The abundance of life on such a small farm creates the feeling of closeness to food that the small farmers feel is absent with corporate organics today. Brieger said when small farms like Lifeline pushed for organic programs in the state, they assumed that it would always be about local farming.

“What we didn’t put in, in the very beginning, is that it’s all about community,” Brieger said. “So now you can go into the Good Food Store in January and find organically certified grapes, because they are shipped in from South America.”

Disillusionment with organic programs is common among small farmers, Byczynski said.

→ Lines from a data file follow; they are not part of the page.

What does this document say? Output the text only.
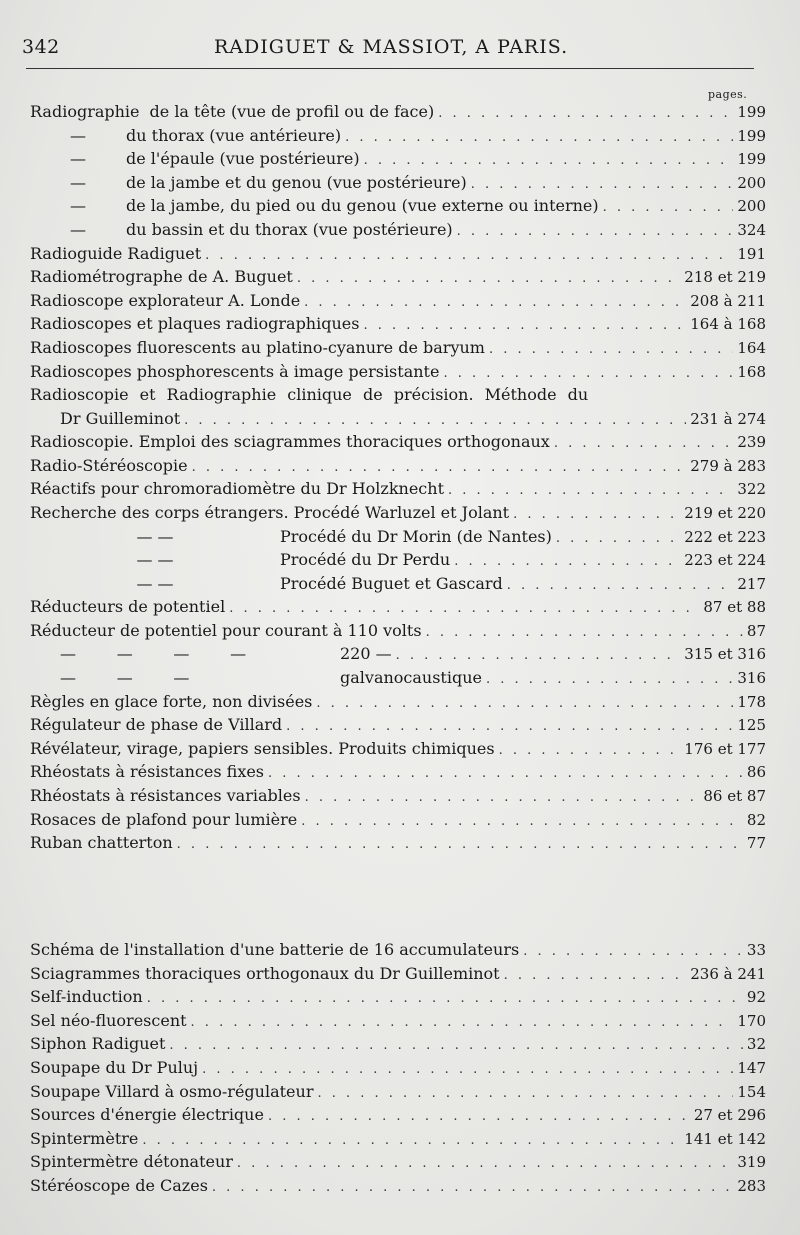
342	RADIGUET & MASSIOT, A PARIS.
pages.
Radiographie de la tête (vue de profil ou de face) . . .	199
—	du thorax (vue antérieure) . . .	199
—	de l'épaule (vue postérieure) . . .	199
—	de la jambe et du genou (vue postérieure) . . .	200
—	de la jambe, du pied ou du genou (vue externe ou interne) . . .	200
—	du bassin et du thorax (vue postérieure) . . .	324
Radioguide Radiguet . . .	191
Radiométrographe de A. Buguet . . .	218 et 219
Radioscope explorateur A. Londe . . .	208 à 211
Radioscopes et plaques radiographiques . . .	164 à 168
Radioscopes fluorescents au platino-cyanure de baryum . . .	164
Radioscopes phosphorescents à image persistante . . .	168
Radioscopie et Radiographie clinique de précision. Méthode du
Dr Guilleminot . . .	231 à 274
Radioscopie. Emploi des sciagrammes thoraciques orthogonaux . . .	239
Radio-Stéréoscopie . . .	279 à 283
Réactifs pour chromoradiomètre du Dr Holzknecht . . .	322
Recherche des corps étrangers. Procédé Warluzel et Jolant . . .	219 et 220
— —	Procédé du Dr Morin (de Nantes) . . .	222 et 223
— —	Procédé du Dr Perdu . . .	223 et 224
— —	Procédé Buguet et Gascard . . .	217
Réducteurs de potentiel . . .	87 et 88
Réducteur de potentiel pour courant à 110 volts . . .	87
—        —        —        —	220 — . . .	315 et 316
—        —        —	galvanocaustique . . .	316
Règles en glace forte, non divisées . . .	178
Régulateur de phase de Villard . . .	125
Révélateur, virage, papiers sensibles. Produits chimiques . . .	176 et 177
Rhéostats à résistances fixes . . .	86
Rhéostats à résistances variables . . .	86 et 87
Rosaces de plafond pour lumière . . .	82
Ruban chatterton . . .	77
Schéma de l'installation d'une batterie de 16 accumulateurs . . .	33
Sciagrammes thoraciques orthogonaux du Dr Guilleminot . . .	236 à 241
Self-induction . . .	92
Sel néo-fluorescent . . .	170
Siphon Radiguet . . .	32
Soupape du Dr Puluj . . .	147
Soupape Villard à osmo-régulateur . . .	154
Sources d'énergie électrique . . .	27 et 296
Spintermètre . . .	141 et 142
Spintermètre détonateur . . .	319
Stéréoscope de Cazes . . .	283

"A lot of the people who are selling locally now started out with organics, back when organic was synonymous with local. So now with organics going corporate, local farmers are left looking for ways to distinguish themselves," Byczynski said. She points to the rapid growth in farmers' markets, which nearly doubled in number over the last decade, as well as new national certification programs like Certified Naturally Grown, as evidence of a shift by small farms toward marketing locally.

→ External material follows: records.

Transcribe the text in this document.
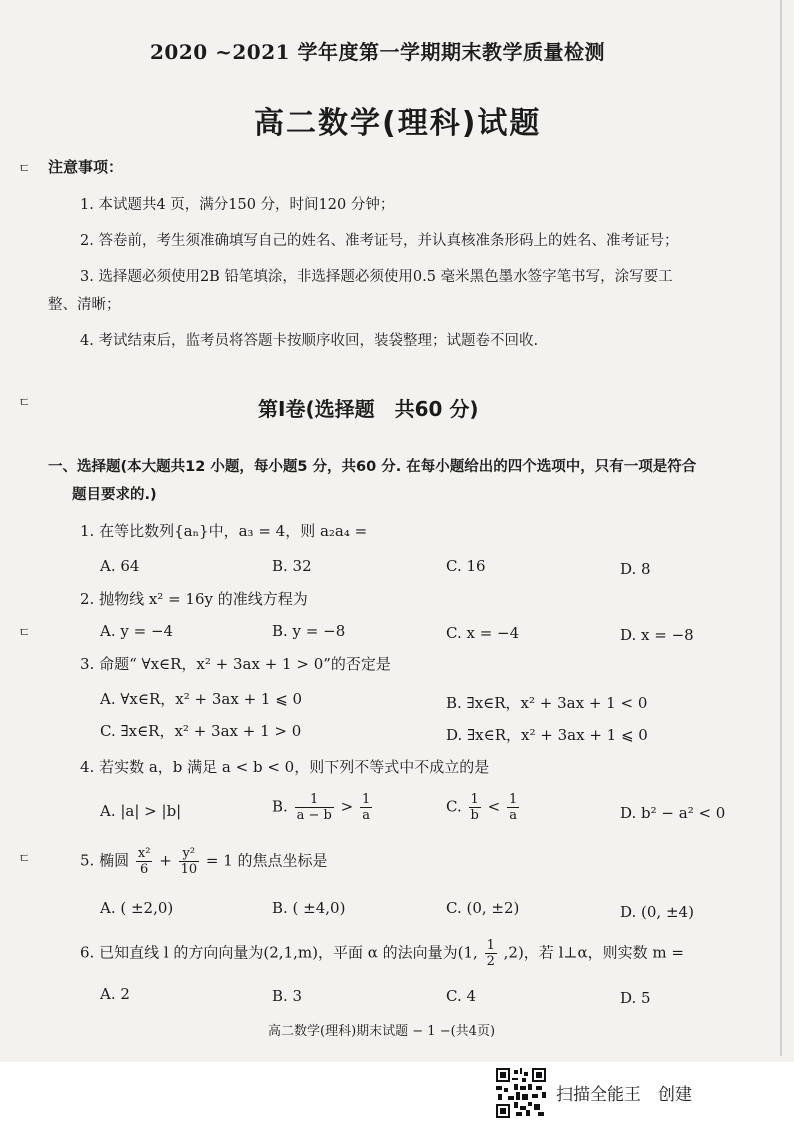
2020 ~2021 学年度第一学期期末教学质量检测
高二数学(理科)试题
注意事项：
1. 本试题共4 页，满分150 分，时间120 分钟；
2. 答卷前，考生须准确填写自己的姓名、准考证号，并认真核准条形码上的姓名、准考证号；
3. 选择题必须使用2B 铅笔填涂，非选择题必须使用0.5 毫米黑色墨水签字笔书写，涂写要工
整、清晰；
4. 考试结束后，监考员将答题卡按顺序收回，装袋整理；试题卷不回收.
第Ⅰ卷(选择题　共60 分)
一、选择题(本大题共12 小题，每小题5 分，共60 分. 在每小题给出的四个选项中，只有一项是符合
题目要求的.)
1. 在等比数列{aₙ}中，a₃ = 4，则 a₂a₄ =
A. 64	B. 32	C. 16	D. 8
2. 抛物线 x² = 16y 的准线方程为
A. y = −4	B. y = −8	C. x = −4	D. x = −8
3. 命题“ ∀x∈R，x² + 3ax + 1 > 0”的否定是
A. ∀x∈R，x² + 3ax + 1 ⩽ 0	B. ∃x∈R，x² + 3ax + 1 < 0
C. ∃x∈R，x² + 3ax + 1 > 0	D. ∃x∈R，x² + 3ax + 1 ⩽ 0
4. 若实数 a，b 满足 a < b < 0，则下列不等式中不成立的是
A. |a| > |b|	B. $\frac{1}{a - b} > \frac{1}{a}$	C. $\frac{1}{b} < \frac{1}{a}$	D. b² − a² < 0
5. 椭圆 $\frac{\text{x²}}{6} + \frac{\text{y²}}{10} = 1$ 的焦点坐标是
A. ( ±2,0)	B. ( ±4,0)	C. (0, ±2)	D. (0, ±4)
6. 已知直线 l 的方向向量为(2,1,m)，平面 α 的法向量为(1, $\frac{1}{2} ,2$)，若 l⊥α，则实数 m =
A. 2	B. 3	C. 4	D. 5
高二数学(理科)期末试题 − 1 −(共4页)
ㄷ
ㄷ
ㄷ
ㄷ
扫描全能王　创建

Finding a market shouldn’t be a problem in Western Montana. Missoula grocers say the demand for fresh, local organics is huge. But farmers distancing themselves from the familiar “organic” branding could make marketing tricky for grocery stores.

“It’s hard enough to tell people that things are organic,” said Rob Korman, owner and produce manager of the Orange Street Food Farm in Missoula. “It’s rare, but there are some skeptics out there who think we have organic stickers in the back that we just slap onto everything.”

Korman said his store has worked with local farmers to build up an organic section and it may take time to build up trust for a new brand. Still, he said he will continue to support local farmers and give them the same prices he always has, equivalent to what he would pay for California produce, including the shipping fee.

Layne Rolston of the Good Food Store said the store will need to present the produce in way that makes it clear that growers are still practicing natural growing.

“The last thing they want to do is have their customers think they are in any way shirking the organic standards set out by the USDA,” Rolston said.

The Growers Union plans to display its produce with brochures and signs that will list contact information for the farms so customers can find out about the produce. They will also hold open-farm days where visitors can see how things are done firsthand.

“They are going beyond organic to local and sustainable,” Rolston said. “I think it has kind of united our local growers in a way that will be beneficial for getting local produce out to customers.”

For Brieger, the most important thing the Growers Union can do is restore the values that have always been a part of her farm and her family -- values that may have been lost in all the organic hype.

“It has always been about values for us, always,” she said. “Local foods are hip, they are also very essential.”